I feel like I can’t as a lower volume rider mentally stop riding endurance rides too hard. Like constantly in tempo for hours rides. They say ignore the ctl and do your 80/20 but mentally that is tough when reality is a low volume rider like me has several off days per week where it should be enough recovery.
Even when I go inside for workouts and try erg z2 I inch up the damn resistance till my HR is the last bpm in z2 by hr.
I just need convincing that 2 hrs of true z2 is more beneficial than 2 at the limit of z2 tempo and sacrificing better intensity work later.
I suck at this.
A lot depends on how you’re defining ‘beneficial’. As for all the comments that you can recover from what you’re doing, given your low volume, so what? Do you get more stimulus from riding higher in the zone, or low in the next higher zone? Yeah, a little.
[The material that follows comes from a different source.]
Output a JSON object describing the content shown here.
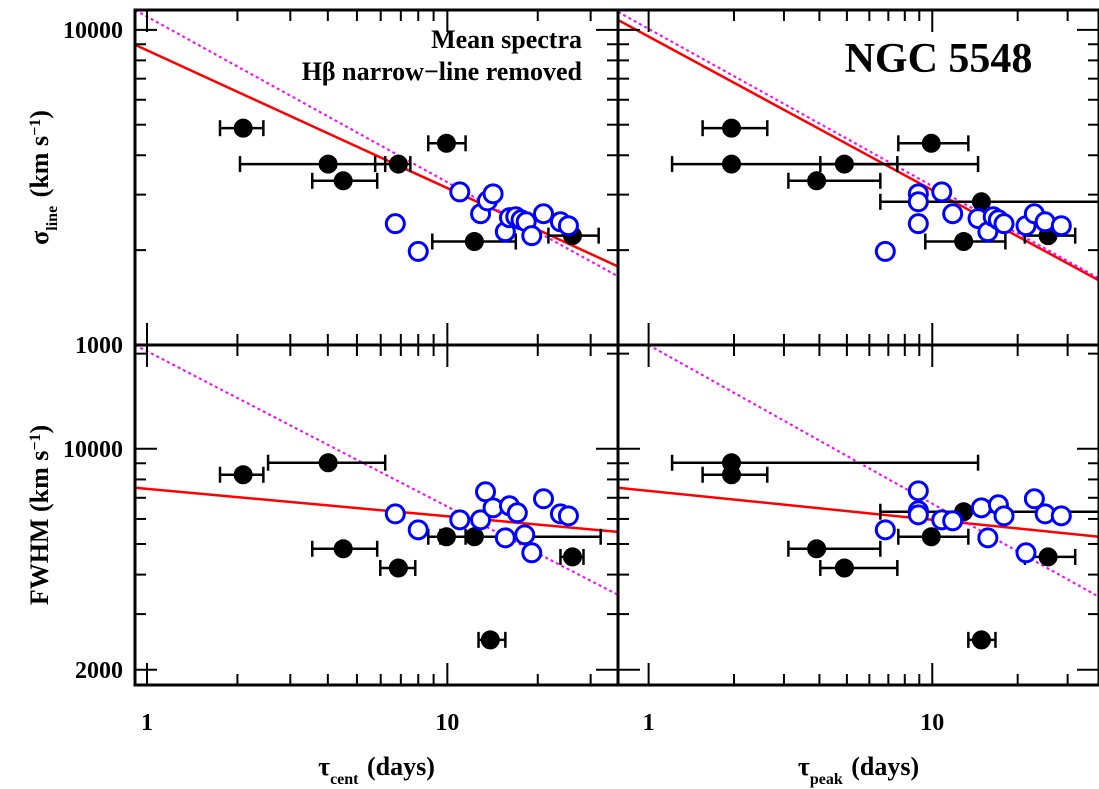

Training isn’t (or shouldn’t be) about the stimulus, it’s about the adaptation, always the adaptation.
Hypothetically, let’s say your power at LT1 is 200W. The difference in adaptation from riding at 180W vs 195W is minimal, but the fatigue at 195W is much greater, and greater still if you decide that 205-210 makes more sense. And, yes, you can do your harder sessions harder, and thus get better adaptations, if you back off a little on your easy sessions.
Yeah, but what is being said is that the extra fatigue from the higher effort matters less with lower volume because there’s more time for recovery and fewer future sessions that will be impacted. You need to increase the stress on the body somehow to make continued adaptation, otherwise you plateau at whatever current stress you’re at.
I’m not saying OP should do 4h weekend rides as an all out TT. Tbh the sort of obvious solution here is to integrate some kind of efforts into the weekend long ride. 3h with 5x10min hills at a hard pace is likely to be a more beneficial without than 3h comfortably hard tempo (the pace it sounds like OP is doing). But this is dependent on the rest of the training environment.
My suggestion would be to increase the stress on the stressful days, whether by increasing the intensity or increasing the duration at intensity. There is minimal adaptive difference between 90% vs 95% of LT1, regardless of whether you can recover from it. Why bother recovering from it, if there’s no real reason to do it? As for riding at 105% of LT1, there’s yet another minimal uptick in adaptation accompanied by a much larger uptick in fatigue.